We continue with these brief articles about the different spiritualities in the church. I remind you that in a previous article we compared a spirituality with a path. We said that different spiritualities are like different paths that lead us to God.
Today I would like to comment on the Benedictine spirituality. Benedictine spirituality takes its name after Saint Benedict of Nursia. He was an Italian monk who was born around the year 480 A.C.E. Benedict was a man who sought union with God in a radical way. He retired from the movement of the world to the solitude of a monastery. The word monk comes from the Greek monos which means “one”. That is why monks live away from the cities in their monasteries. Although they live in community, each one lives in his cell and they live in silence and in prayer. The monasteries have a superior to whom they call "Abbot" which means "father". That is why Saint Benedict is also known as Saint Benedict Abbot. Saint Benedict had a Latin phrase that said ora et labora which means "pray and work." He represented this phrase with a plow and a cross. This phrase was, and remains for the Benedictines, their life style.

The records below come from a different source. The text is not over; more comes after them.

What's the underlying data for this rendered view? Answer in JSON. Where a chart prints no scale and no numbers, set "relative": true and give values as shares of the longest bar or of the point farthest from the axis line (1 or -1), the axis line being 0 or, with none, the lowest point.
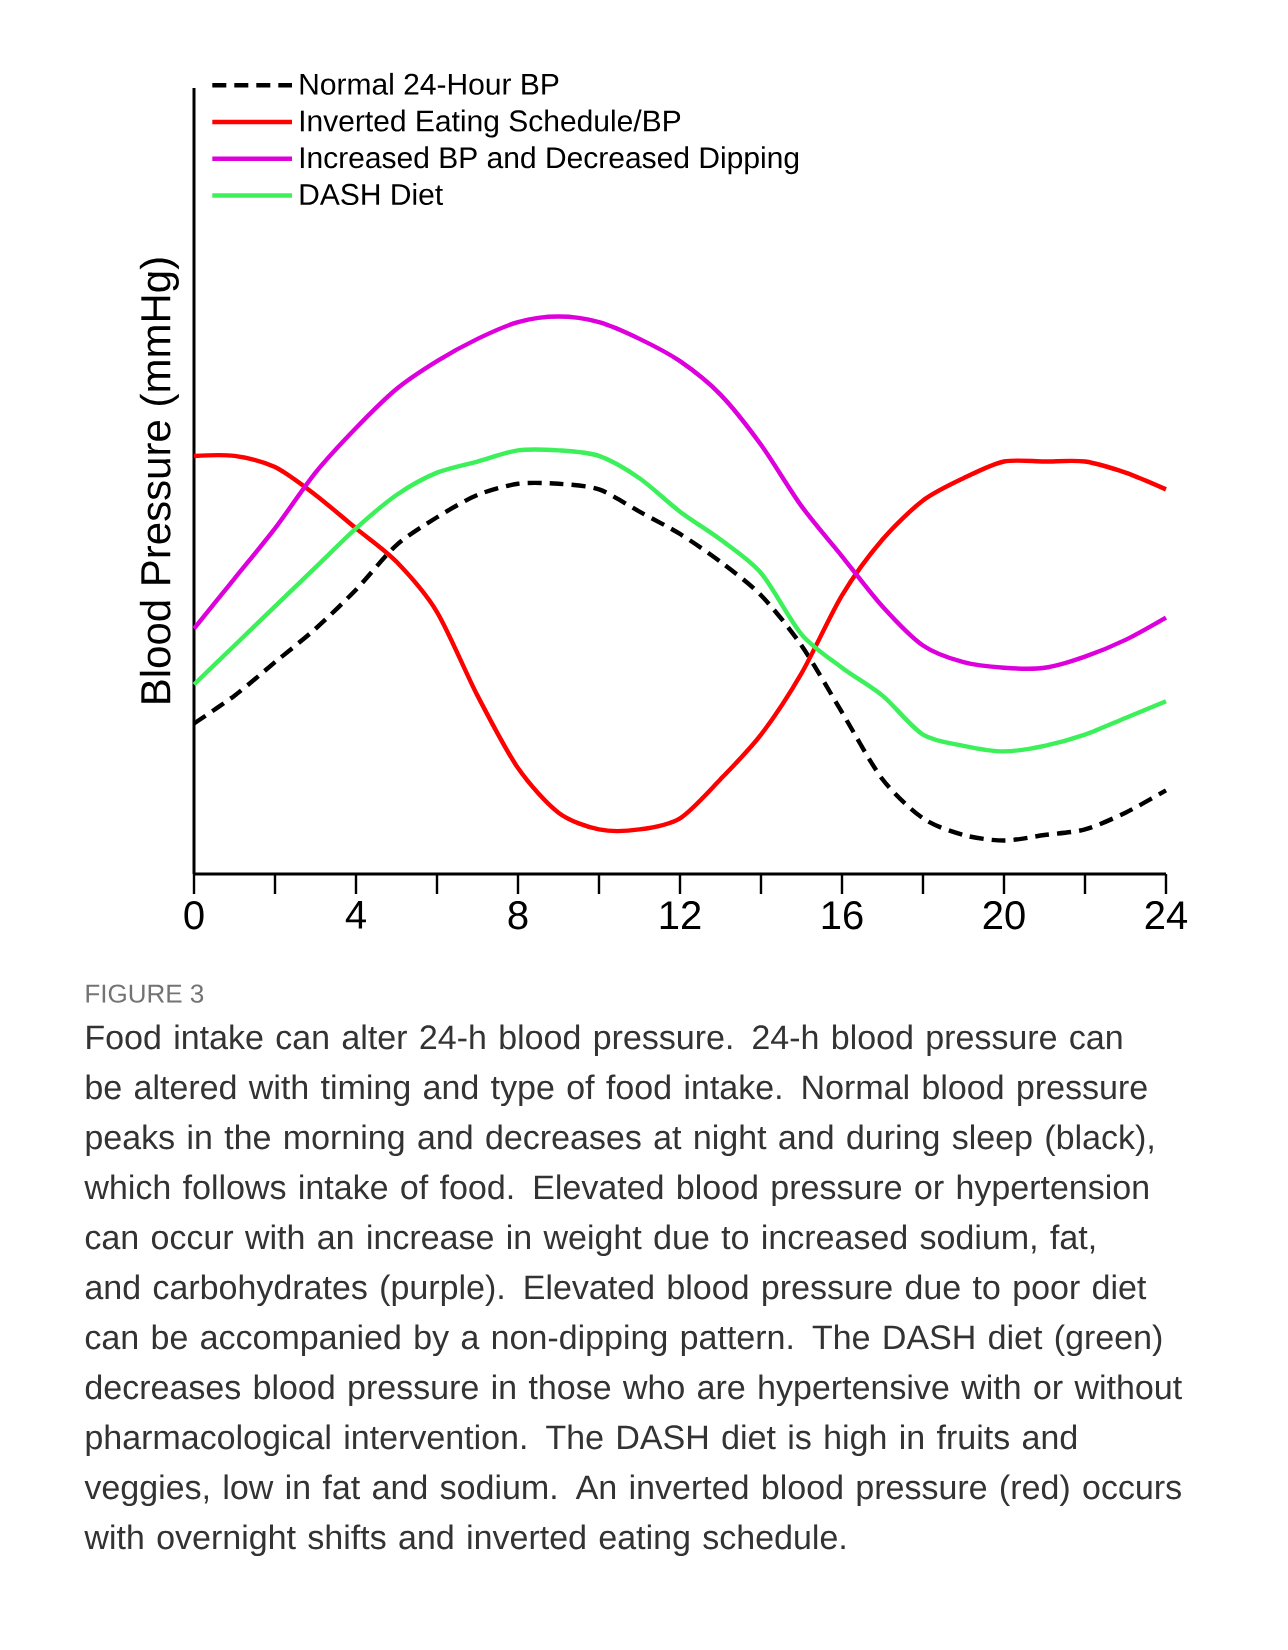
{
  "chart_data": {
    "type": "line",
    "ylabel": "Blood Pressure (mmHg)",
    "relative": true,
    "x": [
      0,
      1,
      2,
      3,
      4,
      5,
      6,
      7,
      8,
      9,
      10,
      11,
      12,
      13,
      14,
      15,
      16,
      17,
      18,
      19,
      20,
      21,
      22,
      23,
      24
    ],
    "xlim": [
      0,
      24
    ],
    "xticks": [
      0,
      {
        "value": 2,
        "label": null
      },
      4,
      {
        "value": 6,
        "label": null
      },
      8,
      {
        "value": 10,
        "label": null
      },
      12,
      {
        "value": 14,
        "label": null
      },
      16,
      {
        "value": 18,
        "label": null
      },
      20,
      {
        "value": 22,
        "label": null
      },
      24
    ],
    "legend": "top left",
    "grid": false,
    "marker": "none",
    "series": [
      {
        "name": "Normal 24-Hour BP",
        "color": "#000000",
        "line_style": "dashed",
        "values": [
          0.27,
          0.32,
          0.38,
          0.44,
          0.51,
          0.59,
          0.64,
          0.68,
          0.7,
          0.7,
          0.69,
          0.65,
          0.61,
          0.56,
          0.5,
          0.41,
          0.29,
          0.17,
          0.1,
          0.07,
          0.06,
          0.07,
          0.08,
          0.11,
          0.15
        ]
      },
      {
        "name": "Inverted Eating Schedule/BP",
        "color": "#ff0000",
        "line_style": "solid",
        "values": [
          0.75,
          0.75,
          0.73,
          0.68,
          0.62,
          0.56,
          0.47,
          0.32,
          0.19,
          0.11,
          0.08,
          0.08,
          0.1,
          0.17,
          0.25,
          0.36,
          0.5,
          0.6,
          0.67,
          0.71,
          0.74,
          0.74,
          0.74,
          0.72,
          0.69
        ]
      },
      {
        "name": "Increased BP and Decreased Dipping",
        "color": "#dd00dd",
        "line_style": "solid",
        "values": [
          0.44,
          0.53,
          0.62,
          0.72,
          0.8,
          0.87,
          0.92,
          0.96,
          0.99,
          1.0,
          0.99,
          0.96,
          0.92,
          0.86,
          0.77,
          0.66,
          0.57,
          0.48,
          0.41,
          0.38,
          0.37,
          0.37,
          0.39,
          0.42,
          0.46
        ]
      },
      {
        "name": "DASH Diet",
        "color": "#3cf05a",
        "line_style": "solid",
        "values": [
          0.34,
          0.41,
          0.48,
          0.55,
          0.62,
          0.68,
          0.72,
          0.74,
          0.76,
          0.76,
          0.75,
          0.71,
          0.65,
          0.6,
          0.54,
          0.43,
          0.37,
          0.32,
          0.25,
          0.23,
          0.22,
          0.23,
          0.25,
          0.28,
          0.31
        ]
      }
    ],
    "annotations": [
      "FIGURE 3",
      "Food intake can alter 24-h blood pressure. 24-h blood pressure can be altered with timing and type of food intake. Normal blood pressure peaks in the morning and decreases at night and during sleep (black), which follows intake of food. Elevated blood pressure or hypertension can occur with an increase in weight due to increased sodium, fat, and carbohydrates (purple). Elevated blood pressure due to poor diet can be accompanied by a non-dipping pattern. The DASH diet (green) decreases blood pressure in those who are hypertensive with or without pharmacological intervention. The DASH diet is high in fruits and veggies, low in fat and sodium. An inverted blood pressure (red) occurs with overnight shifts and inverted eating schedule."
    ]
  }
}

The Benedictine order has existed in the church from the time of St. Benedict to the present day. At some point in the history of the western world, the Benedictines were the ones who preserved the culture since they were the most educated people, and thanks to them the universities, classical literary works, music, and singing were kept standing. In fact, the famous Gregorian chant is named after Pope St. Gregory the Great, who belonged to this religious order.
Along with the above, I add that the Benedictines have been one of those who contributed most to the liturgical life of the church. This contribution was made in terms of beauty and good celebrations in which the presence of God can be experienced in a very strong way through the songs, through music, and through the reverence and respect with which the liturgy is celebrated. If you have the opportunity to visit a Benedictine monastery you will see that the monks meet 6 times a day to pray, and are extremely obedient to the bell that calls them to gather in the temple to sing the psalms and thus worship and glorify God.
As you can see, Benedictine spirituality has an enormous wealth that spans many centuries of Christian history. If any of you are interested in knowing more about this spirituality first hand, there is a Benedictine abbey called Saint Andrew’s Abbey in Valyermo, California. I hope you are able to visit it someday.